His long white night shirt had a dark triangle of sweat moving down his back. Joe’s feet were bare and bloody, leaving a red trail for the slugs and the bugs to feast upon. He felt no pain only tiredness and emptiness. He moved on and reached a clearing. He screamed out her name.
‘CATHY, CATHY, where are you?’
But only the rooks and the crows replied. "She’s not here you old fool". Their hard beaks snapping at him from their high wooden thrones, laughing, cajoling, and cawing.
He spun around and around, but there was nothing else, only that avian sound. Confused, he moved deeper into the trees now, growing ever more desperate to hear her voice once more. He stopped again and sank to his knees.

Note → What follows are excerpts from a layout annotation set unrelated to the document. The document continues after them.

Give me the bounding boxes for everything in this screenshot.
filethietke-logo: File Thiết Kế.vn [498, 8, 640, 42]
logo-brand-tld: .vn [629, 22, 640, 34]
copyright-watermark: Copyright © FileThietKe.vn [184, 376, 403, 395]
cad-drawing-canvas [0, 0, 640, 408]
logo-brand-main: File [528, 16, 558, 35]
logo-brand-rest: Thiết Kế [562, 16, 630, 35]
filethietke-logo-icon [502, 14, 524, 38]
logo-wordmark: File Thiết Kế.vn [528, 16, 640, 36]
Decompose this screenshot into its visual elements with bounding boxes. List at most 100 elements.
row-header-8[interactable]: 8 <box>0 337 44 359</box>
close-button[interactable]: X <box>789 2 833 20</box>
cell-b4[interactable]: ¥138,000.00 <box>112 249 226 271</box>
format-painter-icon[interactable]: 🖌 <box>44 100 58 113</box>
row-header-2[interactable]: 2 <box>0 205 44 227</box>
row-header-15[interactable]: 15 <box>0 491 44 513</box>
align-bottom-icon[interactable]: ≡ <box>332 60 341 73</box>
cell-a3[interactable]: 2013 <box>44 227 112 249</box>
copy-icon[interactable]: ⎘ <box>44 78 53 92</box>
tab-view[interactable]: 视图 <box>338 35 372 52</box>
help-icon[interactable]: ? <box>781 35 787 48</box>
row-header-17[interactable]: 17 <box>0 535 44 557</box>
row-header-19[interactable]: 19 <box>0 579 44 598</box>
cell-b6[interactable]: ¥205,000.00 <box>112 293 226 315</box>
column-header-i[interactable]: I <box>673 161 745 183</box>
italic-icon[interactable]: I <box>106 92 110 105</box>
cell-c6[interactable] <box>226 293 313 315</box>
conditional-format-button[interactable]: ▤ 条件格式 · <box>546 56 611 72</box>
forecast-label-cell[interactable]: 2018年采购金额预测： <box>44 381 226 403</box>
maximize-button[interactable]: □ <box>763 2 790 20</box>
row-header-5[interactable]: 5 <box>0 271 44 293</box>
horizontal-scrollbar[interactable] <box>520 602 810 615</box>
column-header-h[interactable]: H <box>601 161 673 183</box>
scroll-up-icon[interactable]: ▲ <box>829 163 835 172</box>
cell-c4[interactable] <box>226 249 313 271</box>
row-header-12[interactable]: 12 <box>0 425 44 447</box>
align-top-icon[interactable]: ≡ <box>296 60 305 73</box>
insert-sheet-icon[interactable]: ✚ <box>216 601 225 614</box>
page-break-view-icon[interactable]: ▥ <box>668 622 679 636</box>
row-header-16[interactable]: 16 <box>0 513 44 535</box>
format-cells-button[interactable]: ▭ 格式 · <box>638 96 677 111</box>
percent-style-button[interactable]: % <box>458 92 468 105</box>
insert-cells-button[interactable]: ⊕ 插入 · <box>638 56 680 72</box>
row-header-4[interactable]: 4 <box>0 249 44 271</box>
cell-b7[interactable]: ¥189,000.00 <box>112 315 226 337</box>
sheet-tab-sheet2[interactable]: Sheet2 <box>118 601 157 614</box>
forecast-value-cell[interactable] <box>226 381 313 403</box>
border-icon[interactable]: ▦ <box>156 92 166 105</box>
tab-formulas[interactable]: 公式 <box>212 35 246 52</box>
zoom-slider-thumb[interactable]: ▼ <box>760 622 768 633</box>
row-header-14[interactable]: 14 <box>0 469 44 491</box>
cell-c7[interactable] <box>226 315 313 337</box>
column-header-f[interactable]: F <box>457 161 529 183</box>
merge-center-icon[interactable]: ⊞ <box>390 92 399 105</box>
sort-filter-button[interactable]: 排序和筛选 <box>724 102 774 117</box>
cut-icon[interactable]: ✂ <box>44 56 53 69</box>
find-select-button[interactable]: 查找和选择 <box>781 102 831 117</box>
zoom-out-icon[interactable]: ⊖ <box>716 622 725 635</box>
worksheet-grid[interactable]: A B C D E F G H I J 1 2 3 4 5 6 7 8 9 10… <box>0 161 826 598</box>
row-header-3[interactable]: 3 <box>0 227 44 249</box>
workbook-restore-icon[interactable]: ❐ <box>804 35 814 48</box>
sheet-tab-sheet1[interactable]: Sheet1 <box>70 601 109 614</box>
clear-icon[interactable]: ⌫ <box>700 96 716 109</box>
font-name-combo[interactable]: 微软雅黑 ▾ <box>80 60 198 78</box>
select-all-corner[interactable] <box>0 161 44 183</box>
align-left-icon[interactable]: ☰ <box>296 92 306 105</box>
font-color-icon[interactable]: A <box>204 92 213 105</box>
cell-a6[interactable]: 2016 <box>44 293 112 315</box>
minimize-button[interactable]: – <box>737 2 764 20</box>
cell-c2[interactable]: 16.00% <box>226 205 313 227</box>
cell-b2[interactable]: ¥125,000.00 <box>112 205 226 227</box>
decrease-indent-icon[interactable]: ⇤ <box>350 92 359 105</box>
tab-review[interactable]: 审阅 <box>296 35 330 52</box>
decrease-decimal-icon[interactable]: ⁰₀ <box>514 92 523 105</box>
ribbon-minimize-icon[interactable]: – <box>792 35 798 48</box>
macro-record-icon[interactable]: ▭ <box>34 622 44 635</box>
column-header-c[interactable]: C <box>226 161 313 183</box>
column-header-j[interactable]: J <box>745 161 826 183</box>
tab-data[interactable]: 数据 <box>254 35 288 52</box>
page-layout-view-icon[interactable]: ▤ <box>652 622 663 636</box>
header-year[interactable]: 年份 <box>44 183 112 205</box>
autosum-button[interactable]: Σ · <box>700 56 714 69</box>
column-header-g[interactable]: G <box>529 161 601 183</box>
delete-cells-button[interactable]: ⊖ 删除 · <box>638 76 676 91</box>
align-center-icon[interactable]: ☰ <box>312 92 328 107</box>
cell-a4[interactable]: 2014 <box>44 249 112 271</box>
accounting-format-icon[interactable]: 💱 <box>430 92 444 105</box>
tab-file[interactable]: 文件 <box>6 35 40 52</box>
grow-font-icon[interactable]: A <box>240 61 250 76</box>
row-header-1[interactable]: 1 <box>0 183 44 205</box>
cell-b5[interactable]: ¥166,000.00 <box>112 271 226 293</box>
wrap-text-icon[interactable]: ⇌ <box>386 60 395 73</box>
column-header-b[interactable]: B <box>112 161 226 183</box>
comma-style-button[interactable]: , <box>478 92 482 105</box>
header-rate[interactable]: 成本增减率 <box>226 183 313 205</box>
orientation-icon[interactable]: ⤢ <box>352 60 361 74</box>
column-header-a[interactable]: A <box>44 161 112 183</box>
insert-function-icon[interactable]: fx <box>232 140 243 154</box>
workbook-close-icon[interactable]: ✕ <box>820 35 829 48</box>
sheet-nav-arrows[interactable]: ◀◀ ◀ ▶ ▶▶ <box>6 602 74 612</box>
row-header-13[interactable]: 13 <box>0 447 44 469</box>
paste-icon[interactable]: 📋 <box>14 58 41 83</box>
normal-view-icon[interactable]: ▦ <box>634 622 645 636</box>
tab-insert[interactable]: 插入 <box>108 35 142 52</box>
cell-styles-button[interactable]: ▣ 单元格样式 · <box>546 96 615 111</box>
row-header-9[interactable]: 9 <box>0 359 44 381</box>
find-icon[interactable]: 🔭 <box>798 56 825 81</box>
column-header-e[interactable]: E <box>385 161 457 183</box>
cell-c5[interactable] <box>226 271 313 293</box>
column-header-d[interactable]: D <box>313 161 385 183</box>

In the long sterile nights back there, he’d often hear his wife speak to him.
“Joe love, now what would you like for yer’s tea? – got a lovely steak from Kelly’s.”
He sighed and pushed himself up again. Must go on, she can’t be far, just a few more yards and … but there was nothing, just more trees and leaves and grass and stinging things grabbing at his arse.
It was getting darker now so he turned around and shambled back somehow. Through the tentacled nettles and the wet grass and clinging leaves but they didn’t hurt him. They couldn’t hurt him. And now he was back there, facing the great white thing with its lights on and the people with their white coats on.
‘Thank God you’re back Joe, you naughty man, look at your feet,’ they said, ‘let’s be getting you back to your room. You’ve missed your medication you know. Come with us and we’ll make yer’s a nice cup of tea.’